Content will be free? Gives new context to the recent "free" pricing experiments by bands (which are in some ways selfish because long-term they're likely not sustainable but in the short term are incredibly clever since they've only ever kept a few cents on the dollar of CD sales anyway).


Tuesday, October 16, 2007

Tim Wu is great, but the really interesting part of this article isn't the article itself, it's the parallels to other fields he talks about in the series.

Magic tricks as "IP."


Wednesday, October 10, 2007

VA to no longer release cancer data. Not exactly a typical topic for here, but it does relate to openness. Epidemiologsts are notorious for hoarding data. Do one study, sit on the data, and release a trickle of papers. Your career is made after that without much work.

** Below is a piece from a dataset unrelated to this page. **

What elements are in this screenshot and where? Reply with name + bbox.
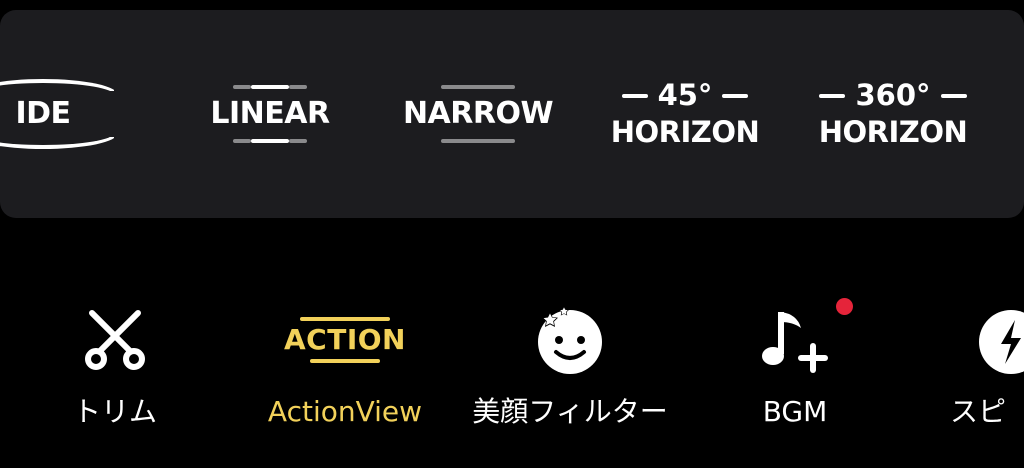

The incredibly important Framingham study is just being opened up, which is a good step. Death data by county is still being hoarded, though, and has been closed off since 2001. The excuse is always "privacy," but magically, if you work with one of their researchers you can always manage to find a way.

Increasingly, I think the Open Access fight is being won, but the open data and open code fights are not even on the radar. There are examples to the contrary, but they are few and far between, at least in the basic sciences and public health.

Part of the problem is that privacy claims still have a veneer of legitimacy. Mind you, I think they're incredibly important, but they're becoming a catch-all excuse for hoarding. There need to be standards--both technical and behavioral--to ensure privacy. Maybe someone could even come up with a super-secure box, a server filled with hard drives that would be hardened against attack and could be used to store secure data, with all analyses requiring non-anonymized data being run before they leave the box. Want to do research on our data? Buy an ISOxxxx-compliant box and make sure the data never leaves it in non-anonymized form.


Tuesday, October 09, 2007

There's been lots of talk of Health 2.0, but this is the first thing I've seen that might actually do something useful with the gobs of data that's collected. Even talk of using national health record data (e.g. having the anonymized charts of every patient nationwide vs. currently only having administrative data from insurance companies) for serious research has been scarce. The one caveat with this is that if the data comes from a biased sample or if they are confounded in the bajillions of ways epidemiologists have discovered things go wrong, it could easily be worse than giving no patients any information, as the conclusions patients come to would be false. Unfortunately, numbers tend to give a veneer of trustworthiness to almost any evidence.

Sunday, October 07, 2007

Trackback for photos?

The CC Attribution license is brilliant, but I wonder how much more so it would be were there metadata embedded in it with the attribution information, or a system like Trackback that would notify the creator when it was used. Think how much more motivating the chance of being published somewhere important would be were there a non-zero chance of actually knowing about it when it happened.


Wednesday, October 03, 2007

I knew I liked Joel. Two more examples more germane to my world:
1) Bike parking. Want to pay for monthly secured parking in Harvard square? No problem. Want to pay to park your bike in the same garage below your building? Sorry, the rack's for residents only. Currently battling with this work after a year of happily parking my daily commuter indoors.
2) Pharmaceutical markets. Dr. Waldfogel mentions drugs as in the much-ballyhooed genomics revolution, but that's years off and going to be incredibly costly given current drug development costs. What we do know about drugs is that they are targeted towards the problems of the developed world, despite the vast majority of the world's disease burden residing elsewhere. We pour hundreds of millions into Anthrax, but virtually nothing into developing a Malaria vaccine.

Nothing much to say about the XO/OLPC, except that I held one before I left for Ghana and found it cute and well-designed. Given that they're building an infrastructure around it, I think they'll do just fine on their own merits.